It’s been a good year for buzzards. When deer get careless and don’t look both ways before they cross the road, it means the buzzards dine in style.
And buzzards do us a great service. They keep carrion to a minimum.
But I worry a little about the surge in black buzzards, or black vultures as they re also called.
In Virginia, we have two types of vultures/buzzards, the more common turkey vulture, with a red head and the black vulture, a slightly smaller bird with an entirely black head.
The black vultures are the more aggressive of the two. They will attack and eat living animals, particularly the young of the year, and when they set up shop in a tree near you, it’s not a pretty or good-smelling situation.

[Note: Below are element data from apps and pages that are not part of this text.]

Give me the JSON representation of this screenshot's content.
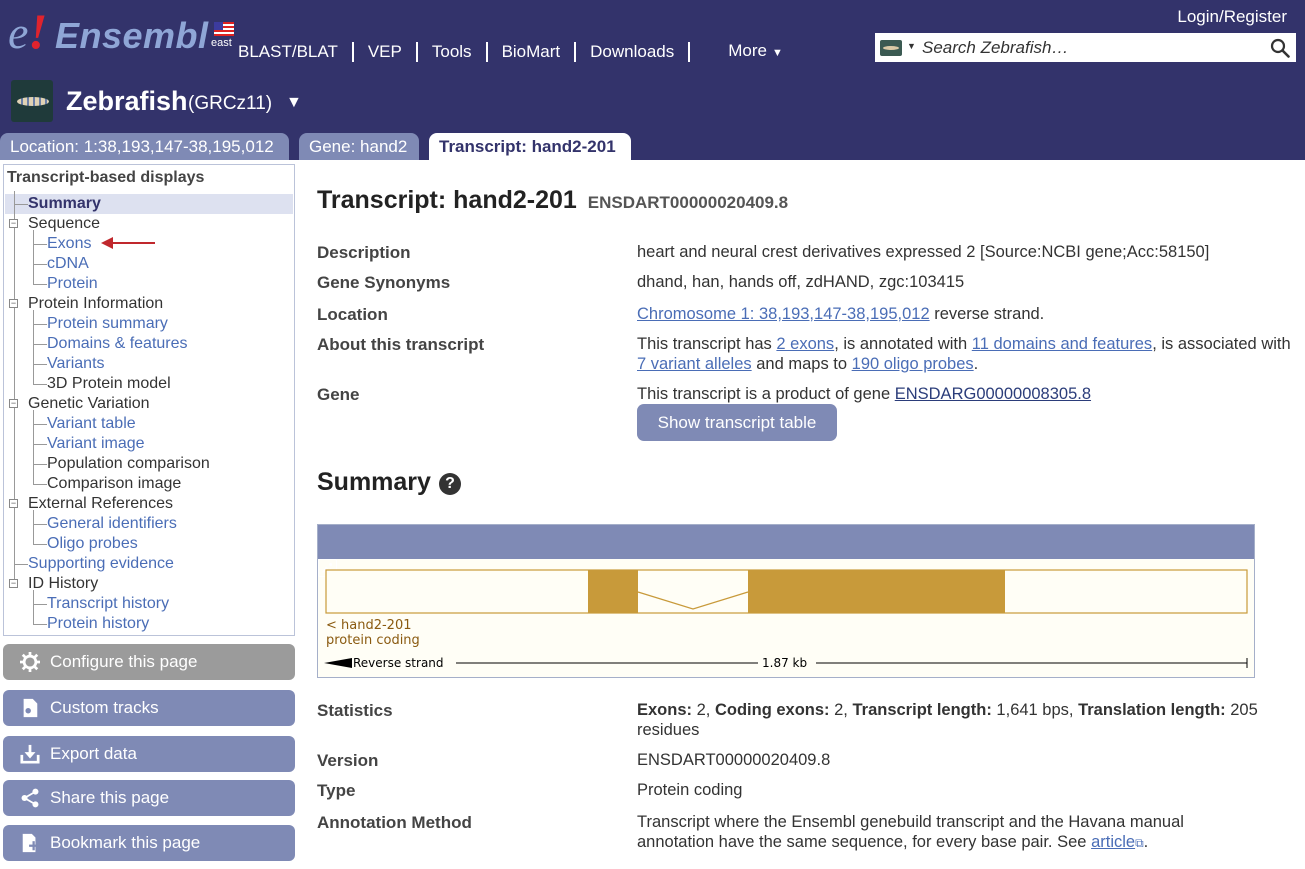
{
  "header": {
    "logo_e": "e",
    "logo_bang": "!",
    "logo_word": "Ensembl",
    "logo_region": "east",
    "login": "Login/Register",
    "nav": [
      "BLAST/BLAT",
      "VEP",
      "Tools",
      "BioMart",
      "Downloads"
    ],
    "more": "More",
    "search_placeholder": "Search Zebrafish…",
    "species_name": "Zebrafish",
    "species_assembly": "(GRCz11)",
    "tabs": [
      "Location: 1:38,193,147-38,195,012",
      "Gene: hand2",
      "Transcript: hand2-201"
    ]
  },
  "sidebar": {
    "heading": "Transcript-based displays",
    "items": [
      "Summary",
      "Sequence",
      "Exons",
      "cDNA",
      "Protein",
      "Protein Information",
      "Protein summary",
      "Domains & features",
      "Variants",
      "3D Protein model",
      "Genetic Variation",
      "Variant table",
      "Variant image",
      "Population comparison",
      "Comparison image",
      "External References",
      "General identifiers",
      "Oligo probes",
      "Supporting evidence",
      "ID History",
      "Transcript history",
      "Protein history"
    ],
    "actions": [
      "Configure this page",
      "Custom tracks",
      "Export data",
      "Share this page",
      "Bookmark this page"
    ]
  },
  "main": {
    "title": "Transcript: hand2-201",
    "title_id": "ENSDART00000020409.8",
    "description_label": "Description",
    "description": "heart and neural crest derivatives expressed 2 [Source:NCBI gene;Acc:58150]",
    "synonyms_label": "Gene Synonyms",
    "synonyms": "dhand, han, hands off, zdHAND, zgc:103415",
    "location_label": "Location",
    "location_link": "Chromosome 1: 38,193,147-38,195,012",
    "location_suffix": " reverse strand.",
    "about_label": "About this transcript",
    "about_t1": "This transcript has ",
    "about_l1": "2 exons",
    "about_t2": ", is annotated with ",
    "about_l2": "11 domains and features",
    "about_t3": ", is associated with ",
    "about_l3": "7 variant alleles",
    "about_t4": " and maps to ",
    "about_l4": "190 oligo probes",
    "about_t5": ".",
    "gene_label": "Gene",
    "gene_text": "This transcript is a product of gene ",
    "gene_link": "ENSDARG00000008305.8",
    "show_table": "Show transcript table",
    "summary_heading": "Summary",
    "help": "?",
    "image": {
      "transcript_label": "< hand2-201",
      "biotype_label": "protein coding",
      "strand_label": "Reverse strand",
      "scale_label": "1.87 kb",
      "exon_color": "#c89a3a"
    },
    "statistics_label": "Statistics",
    "stat_exons_k": "Exons:",
    "stat_exons_v": " 2, ",
    "stat_coding_k": "Coding exons:",
    "stat_coding_v": " 2, ",
    "stat_tlen_k": "Transcript length:",
    "stat_tlen_v": " 1,641 bps, ",
    "stat_trans_k": "Translation length:",
    "stat_trans_v": " 205 residues",
    "version_label": "Version",
    "version": "ENSDART00000020409.8",
    "type_label": "Type",
    "type": "Protein coding",
    "annotation_label": "Annotation Method",
    "annotation_text": "Transcript where the Ensembl genebuild transcript and the Havana manual annotation have the same sequence, for every base pair. See ",
    "annotation_link": "article",
    "annotation_end": "."
  },
  "colors": {
    "masthead": "#33336b",
    "tab": "#7f8ab5",
    "link": "#4a6db6",
    "arrow": "#c0282d"
  }
}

A couple days back I saw two large flocks of black buzzards within a mile of each other. One flock appeared to have about 30 or 40 birds, an unusually large flock. The other group had about a dozen birds and both flocks were working mightily on deer carcasses beside the road.
Black vultures soar high in search of a scent, but their sense of smell is less developed than their cousins, the turkey vultures. Therefore, they combine their forces and search and feed in flocks, whereas the turkey vulture usually feeds alone. Because of superior numbers, the black vultures will chase away the solitary turkey buzzard when a kill is discovered.
Interestingly, turkeys and buzzards are distant relatives, hence the name turkey vulture. But the buzzards are nasty birds. They actually poop on their own legs to keep cool.
Next Thanksgiving, I think I’ll pass on the turkey legs and have a slice of breast instead.